北村さんがMsg58792でおっしゃっている『私権時代の身分序列は一般哺乳類の序列本能を下敷きにしている』というのは、実に達見だと思います。
考えてみれば、ライオンなどもエサを喰う順番(=誰が一番おいしいところにありつけるのか)は本能レベルで決着をつけていて、そのルールに基いて集団秩序を維持しています。当然、個体間の相対優位を巡る闘争を四六時中かつ無限に繰り返すのでは、集団の秩序が維持できないのは生物である限りすべてに共通する訳で、やはり人間の本能にも、敗退本能と序列本能はセットされているはずです。

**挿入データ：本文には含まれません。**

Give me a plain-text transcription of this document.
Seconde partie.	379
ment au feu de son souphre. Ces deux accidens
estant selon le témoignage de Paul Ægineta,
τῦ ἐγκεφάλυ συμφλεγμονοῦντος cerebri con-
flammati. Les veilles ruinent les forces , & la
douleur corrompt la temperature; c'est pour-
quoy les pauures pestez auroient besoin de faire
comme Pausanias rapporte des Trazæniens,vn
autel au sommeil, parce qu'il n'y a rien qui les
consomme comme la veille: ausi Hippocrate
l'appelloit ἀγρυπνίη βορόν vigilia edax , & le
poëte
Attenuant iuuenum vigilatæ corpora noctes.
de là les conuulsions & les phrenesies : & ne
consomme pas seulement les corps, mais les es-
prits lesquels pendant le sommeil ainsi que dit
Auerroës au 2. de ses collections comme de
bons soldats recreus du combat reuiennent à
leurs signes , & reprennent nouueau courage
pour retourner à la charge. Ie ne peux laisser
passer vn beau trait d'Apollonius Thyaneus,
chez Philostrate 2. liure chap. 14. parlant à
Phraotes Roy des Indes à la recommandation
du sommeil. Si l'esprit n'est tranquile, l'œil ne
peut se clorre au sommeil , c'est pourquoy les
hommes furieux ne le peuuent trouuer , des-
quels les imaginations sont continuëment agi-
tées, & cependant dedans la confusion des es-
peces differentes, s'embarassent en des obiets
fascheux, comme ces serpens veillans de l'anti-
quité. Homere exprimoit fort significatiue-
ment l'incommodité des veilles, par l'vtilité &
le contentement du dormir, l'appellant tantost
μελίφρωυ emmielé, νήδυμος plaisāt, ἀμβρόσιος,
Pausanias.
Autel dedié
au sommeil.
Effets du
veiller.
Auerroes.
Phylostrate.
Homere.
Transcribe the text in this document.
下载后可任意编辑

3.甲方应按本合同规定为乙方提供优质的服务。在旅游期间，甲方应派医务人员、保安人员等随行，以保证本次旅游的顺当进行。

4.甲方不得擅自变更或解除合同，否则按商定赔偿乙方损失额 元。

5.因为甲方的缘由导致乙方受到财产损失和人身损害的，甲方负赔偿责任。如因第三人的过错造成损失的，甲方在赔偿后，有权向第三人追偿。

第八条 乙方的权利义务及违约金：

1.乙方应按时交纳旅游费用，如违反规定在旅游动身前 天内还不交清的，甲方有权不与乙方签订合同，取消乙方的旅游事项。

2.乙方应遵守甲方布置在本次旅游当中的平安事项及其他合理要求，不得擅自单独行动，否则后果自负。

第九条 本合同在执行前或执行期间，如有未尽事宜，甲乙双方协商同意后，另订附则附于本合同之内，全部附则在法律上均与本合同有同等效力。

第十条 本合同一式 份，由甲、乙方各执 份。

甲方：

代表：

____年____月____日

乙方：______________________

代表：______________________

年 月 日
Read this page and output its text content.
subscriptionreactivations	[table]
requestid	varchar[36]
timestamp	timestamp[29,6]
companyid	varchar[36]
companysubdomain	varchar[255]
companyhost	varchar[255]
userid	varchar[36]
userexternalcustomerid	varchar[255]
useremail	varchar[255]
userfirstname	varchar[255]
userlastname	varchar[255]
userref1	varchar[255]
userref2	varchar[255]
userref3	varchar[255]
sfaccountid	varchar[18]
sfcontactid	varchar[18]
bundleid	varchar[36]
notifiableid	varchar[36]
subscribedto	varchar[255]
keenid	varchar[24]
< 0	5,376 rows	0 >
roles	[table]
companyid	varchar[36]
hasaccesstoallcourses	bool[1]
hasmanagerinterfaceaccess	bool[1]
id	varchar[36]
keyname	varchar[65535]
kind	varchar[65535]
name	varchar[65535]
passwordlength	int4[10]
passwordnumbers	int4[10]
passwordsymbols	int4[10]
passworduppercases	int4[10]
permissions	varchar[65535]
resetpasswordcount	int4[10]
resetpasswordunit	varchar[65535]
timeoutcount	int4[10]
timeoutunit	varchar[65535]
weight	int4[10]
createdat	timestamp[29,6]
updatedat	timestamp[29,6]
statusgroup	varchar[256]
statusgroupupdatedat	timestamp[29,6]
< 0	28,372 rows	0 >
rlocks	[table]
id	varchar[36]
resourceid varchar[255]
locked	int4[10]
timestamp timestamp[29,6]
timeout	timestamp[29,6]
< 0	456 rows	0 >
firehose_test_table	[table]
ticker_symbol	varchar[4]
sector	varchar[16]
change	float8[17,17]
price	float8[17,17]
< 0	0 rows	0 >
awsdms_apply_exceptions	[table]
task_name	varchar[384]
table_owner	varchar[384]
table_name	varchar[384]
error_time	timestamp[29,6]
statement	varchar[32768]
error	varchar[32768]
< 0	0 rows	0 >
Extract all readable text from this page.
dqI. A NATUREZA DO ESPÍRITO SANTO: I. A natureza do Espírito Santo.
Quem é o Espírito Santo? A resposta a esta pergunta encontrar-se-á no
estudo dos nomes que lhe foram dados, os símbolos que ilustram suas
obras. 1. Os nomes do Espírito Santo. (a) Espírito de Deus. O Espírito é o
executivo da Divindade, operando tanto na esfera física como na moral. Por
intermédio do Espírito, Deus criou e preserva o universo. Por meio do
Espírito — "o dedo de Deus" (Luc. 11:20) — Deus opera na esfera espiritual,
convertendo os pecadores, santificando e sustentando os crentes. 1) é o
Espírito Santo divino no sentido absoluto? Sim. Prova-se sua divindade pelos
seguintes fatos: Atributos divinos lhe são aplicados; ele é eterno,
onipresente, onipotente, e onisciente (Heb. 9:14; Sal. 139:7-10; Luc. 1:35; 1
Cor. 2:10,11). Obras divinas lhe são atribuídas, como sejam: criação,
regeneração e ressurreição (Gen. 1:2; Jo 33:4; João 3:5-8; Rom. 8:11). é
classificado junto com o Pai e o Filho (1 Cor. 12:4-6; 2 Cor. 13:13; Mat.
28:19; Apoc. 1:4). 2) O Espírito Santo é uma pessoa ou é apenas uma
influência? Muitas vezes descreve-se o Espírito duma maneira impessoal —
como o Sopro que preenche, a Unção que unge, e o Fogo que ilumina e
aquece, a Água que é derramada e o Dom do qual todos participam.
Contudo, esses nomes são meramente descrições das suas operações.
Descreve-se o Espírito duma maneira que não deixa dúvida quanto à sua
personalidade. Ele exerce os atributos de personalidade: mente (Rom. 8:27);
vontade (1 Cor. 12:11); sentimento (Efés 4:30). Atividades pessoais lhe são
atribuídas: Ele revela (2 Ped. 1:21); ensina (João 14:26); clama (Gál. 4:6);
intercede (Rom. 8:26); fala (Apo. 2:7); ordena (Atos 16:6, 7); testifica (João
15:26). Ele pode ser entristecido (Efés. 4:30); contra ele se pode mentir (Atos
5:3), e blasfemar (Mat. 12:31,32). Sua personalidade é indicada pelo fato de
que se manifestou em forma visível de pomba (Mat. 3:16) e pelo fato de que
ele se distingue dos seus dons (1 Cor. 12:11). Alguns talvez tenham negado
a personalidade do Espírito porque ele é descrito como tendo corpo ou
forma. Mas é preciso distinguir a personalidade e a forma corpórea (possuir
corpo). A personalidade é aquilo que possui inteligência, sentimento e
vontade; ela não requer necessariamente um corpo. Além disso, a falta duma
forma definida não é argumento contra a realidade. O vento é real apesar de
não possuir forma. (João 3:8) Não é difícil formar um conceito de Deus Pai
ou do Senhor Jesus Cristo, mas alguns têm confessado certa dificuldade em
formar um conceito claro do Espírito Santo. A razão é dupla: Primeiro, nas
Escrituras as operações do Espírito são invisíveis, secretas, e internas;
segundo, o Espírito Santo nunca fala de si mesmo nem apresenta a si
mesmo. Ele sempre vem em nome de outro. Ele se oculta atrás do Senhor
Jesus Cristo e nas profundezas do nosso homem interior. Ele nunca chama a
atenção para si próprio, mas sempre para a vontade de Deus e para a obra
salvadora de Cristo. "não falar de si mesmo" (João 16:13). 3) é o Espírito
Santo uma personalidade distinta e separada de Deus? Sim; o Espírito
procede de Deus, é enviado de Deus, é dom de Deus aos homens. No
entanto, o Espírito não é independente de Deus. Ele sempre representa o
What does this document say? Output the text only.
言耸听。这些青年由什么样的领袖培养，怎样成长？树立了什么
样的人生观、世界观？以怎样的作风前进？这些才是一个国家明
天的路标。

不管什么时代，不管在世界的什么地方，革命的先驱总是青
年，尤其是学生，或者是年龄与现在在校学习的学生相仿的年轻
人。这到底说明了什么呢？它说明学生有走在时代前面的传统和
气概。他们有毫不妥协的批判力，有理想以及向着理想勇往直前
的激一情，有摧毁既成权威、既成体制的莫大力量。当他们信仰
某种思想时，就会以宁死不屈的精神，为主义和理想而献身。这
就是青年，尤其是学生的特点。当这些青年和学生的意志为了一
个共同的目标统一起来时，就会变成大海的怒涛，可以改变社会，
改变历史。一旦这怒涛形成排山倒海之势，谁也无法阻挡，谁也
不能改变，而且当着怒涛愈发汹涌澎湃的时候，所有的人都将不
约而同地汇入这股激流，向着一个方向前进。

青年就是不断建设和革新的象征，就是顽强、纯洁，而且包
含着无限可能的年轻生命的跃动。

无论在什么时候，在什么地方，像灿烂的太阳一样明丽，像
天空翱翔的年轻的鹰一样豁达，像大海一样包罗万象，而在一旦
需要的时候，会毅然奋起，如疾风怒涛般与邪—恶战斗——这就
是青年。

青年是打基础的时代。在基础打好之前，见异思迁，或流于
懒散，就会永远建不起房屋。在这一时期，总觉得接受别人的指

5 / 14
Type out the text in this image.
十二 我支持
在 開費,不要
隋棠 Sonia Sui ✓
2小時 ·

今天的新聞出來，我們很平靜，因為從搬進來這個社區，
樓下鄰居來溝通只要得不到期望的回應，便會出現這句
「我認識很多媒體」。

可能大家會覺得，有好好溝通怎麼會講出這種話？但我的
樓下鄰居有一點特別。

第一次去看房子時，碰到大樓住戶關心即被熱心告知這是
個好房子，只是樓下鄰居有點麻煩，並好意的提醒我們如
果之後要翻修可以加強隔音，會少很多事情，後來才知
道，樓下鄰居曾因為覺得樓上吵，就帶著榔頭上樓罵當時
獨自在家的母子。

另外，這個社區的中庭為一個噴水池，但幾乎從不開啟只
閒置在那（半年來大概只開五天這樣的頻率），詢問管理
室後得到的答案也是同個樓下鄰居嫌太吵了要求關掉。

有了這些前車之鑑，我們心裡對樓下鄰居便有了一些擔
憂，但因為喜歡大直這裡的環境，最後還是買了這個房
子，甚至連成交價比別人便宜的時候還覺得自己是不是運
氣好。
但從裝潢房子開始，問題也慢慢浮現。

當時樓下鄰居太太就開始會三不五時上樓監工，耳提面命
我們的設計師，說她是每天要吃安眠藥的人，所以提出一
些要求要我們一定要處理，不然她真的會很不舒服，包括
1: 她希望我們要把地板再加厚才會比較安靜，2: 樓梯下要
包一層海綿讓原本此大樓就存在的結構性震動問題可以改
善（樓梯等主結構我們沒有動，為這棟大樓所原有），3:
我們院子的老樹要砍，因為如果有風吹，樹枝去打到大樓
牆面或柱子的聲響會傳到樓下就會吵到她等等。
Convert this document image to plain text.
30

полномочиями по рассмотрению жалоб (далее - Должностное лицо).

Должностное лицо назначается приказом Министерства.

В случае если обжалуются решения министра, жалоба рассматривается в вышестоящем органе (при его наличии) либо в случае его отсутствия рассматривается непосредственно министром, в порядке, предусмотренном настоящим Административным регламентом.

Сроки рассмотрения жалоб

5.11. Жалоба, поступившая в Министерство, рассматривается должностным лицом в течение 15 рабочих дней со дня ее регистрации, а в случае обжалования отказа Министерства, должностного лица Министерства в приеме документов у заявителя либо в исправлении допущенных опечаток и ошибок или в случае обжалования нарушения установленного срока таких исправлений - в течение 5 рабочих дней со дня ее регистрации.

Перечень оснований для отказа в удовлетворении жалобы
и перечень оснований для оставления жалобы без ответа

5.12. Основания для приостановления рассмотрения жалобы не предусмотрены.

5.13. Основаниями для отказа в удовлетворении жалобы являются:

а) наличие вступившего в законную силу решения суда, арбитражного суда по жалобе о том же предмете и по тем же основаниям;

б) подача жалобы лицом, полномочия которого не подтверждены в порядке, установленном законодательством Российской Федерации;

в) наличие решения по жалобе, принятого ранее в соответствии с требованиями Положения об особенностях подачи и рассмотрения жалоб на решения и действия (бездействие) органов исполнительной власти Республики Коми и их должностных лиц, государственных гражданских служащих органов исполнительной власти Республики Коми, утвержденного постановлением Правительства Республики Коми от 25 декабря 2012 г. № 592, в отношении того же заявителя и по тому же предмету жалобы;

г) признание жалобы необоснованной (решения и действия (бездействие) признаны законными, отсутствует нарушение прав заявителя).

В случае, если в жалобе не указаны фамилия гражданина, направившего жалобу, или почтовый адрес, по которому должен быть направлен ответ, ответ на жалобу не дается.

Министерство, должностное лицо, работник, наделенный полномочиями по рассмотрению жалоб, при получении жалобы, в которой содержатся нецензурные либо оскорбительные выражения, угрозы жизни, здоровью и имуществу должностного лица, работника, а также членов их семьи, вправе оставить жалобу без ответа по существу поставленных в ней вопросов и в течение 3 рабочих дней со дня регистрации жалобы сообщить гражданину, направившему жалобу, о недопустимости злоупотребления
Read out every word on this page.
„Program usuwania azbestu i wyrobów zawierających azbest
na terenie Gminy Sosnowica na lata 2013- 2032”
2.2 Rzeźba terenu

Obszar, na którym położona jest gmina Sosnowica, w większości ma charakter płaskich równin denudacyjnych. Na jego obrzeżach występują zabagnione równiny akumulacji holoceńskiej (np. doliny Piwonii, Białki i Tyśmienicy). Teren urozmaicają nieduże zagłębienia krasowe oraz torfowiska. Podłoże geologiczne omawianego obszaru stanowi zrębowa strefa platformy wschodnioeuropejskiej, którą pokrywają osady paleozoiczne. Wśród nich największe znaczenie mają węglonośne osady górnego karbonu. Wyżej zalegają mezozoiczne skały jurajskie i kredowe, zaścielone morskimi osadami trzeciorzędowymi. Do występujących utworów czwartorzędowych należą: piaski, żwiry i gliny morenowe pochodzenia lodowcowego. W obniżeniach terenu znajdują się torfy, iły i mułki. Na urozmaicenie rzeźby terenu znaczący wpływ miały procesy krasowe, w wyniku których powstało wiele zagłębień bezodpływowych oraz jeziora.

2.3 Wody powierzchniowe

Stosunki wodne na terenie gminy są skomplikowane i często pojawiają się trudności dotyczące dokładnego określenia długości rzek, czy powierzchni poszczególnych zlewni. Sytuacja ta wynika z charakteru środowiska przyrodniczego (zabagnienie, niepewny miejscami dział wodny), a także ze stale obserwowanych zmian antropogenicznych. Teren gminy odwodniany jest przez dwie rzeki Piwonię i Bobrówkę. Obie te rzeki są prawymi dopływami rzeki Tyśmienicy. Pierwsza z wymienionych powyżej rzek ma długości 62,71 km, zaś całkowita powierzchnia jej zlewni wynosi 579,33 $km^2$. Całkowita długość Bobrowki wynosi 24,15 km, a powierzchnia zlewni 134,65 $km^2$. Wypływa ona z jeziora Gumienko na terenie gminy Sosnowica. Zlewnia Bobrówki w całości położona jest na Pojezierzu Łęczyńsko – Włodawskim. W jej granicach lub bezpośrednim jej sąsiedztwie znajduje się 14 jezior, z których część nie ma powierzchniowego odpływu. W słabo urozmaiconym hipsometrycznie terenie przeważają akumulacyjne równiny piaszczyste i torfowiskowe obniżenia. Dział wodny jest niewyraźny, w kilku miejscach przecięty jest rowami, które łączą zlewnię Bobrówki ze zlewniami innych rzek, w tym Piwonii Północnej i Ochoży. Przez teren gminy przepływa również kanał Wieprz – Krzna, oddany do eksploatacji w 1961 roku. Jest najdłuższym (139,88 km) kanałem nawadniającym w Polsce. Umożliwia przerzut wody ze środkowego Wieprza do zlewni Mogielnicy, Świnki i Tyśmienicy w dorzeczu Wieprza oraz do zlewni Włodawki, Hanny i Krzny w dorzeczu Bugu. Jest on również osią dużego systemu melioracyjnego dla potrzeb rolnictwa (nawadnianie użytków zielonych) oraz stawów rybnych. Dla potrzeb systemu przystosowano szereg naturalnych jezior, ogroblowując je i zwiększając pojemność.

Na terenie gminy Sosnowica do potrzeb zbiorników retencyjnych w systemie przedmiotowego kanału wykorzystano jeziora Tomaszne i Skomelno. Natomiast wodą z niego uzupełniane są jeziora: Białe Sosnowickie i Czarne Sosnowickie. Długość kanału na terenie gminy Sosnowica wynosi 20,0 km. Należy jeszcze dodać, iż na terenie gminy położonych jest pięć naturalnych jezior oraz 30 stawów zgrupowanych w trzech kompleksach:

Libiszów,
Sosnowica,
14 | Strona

人間の場合は、これらの本能を“追共認”したうえで、肩書きや指揮系統という身分観念をさらに共認して身分制度などの私権ルールをつくってきたので、この身分序列が、実は本能原理そのものであるという点が見えにくくなっていますが、私権時代の人類とは、そもそも貧困≒飢えの圧力という生存圧力が主圧力であるという意味では、動物と同次元にあったと捉えていいと思います。つまり、生存圧力が強く働く場では、人類と言えども、本能原理(=序列原理)に司られて、社会生活を営んできたことになります。
'70年の貧困の消滅とは、豊かさの実現という意味よりも、飢えの圧力=生存圧力からの脱却という意味の方が遥かに大きかったと捉え直せば、私権闘争≒序列闘争に誰も収束できなくなった昨今の状況も、本質的には、この生存圧力の衰弱⇒序列原理の崩壊という論理で理解するのが正しいと思います。
『生存圧力下の序列原理』から『同類圧力下の共認原理』へ・・・。これが、私権統合の行き詰まりと共に『みんな期待』や『当事者欠乏』が顕在化しつつある究極の原因だとすれば、北村さんが指摘されているとおり、現在は人類史上でも稀有のパラダイム転換期に他ならないという視点には、まったくもって同感です。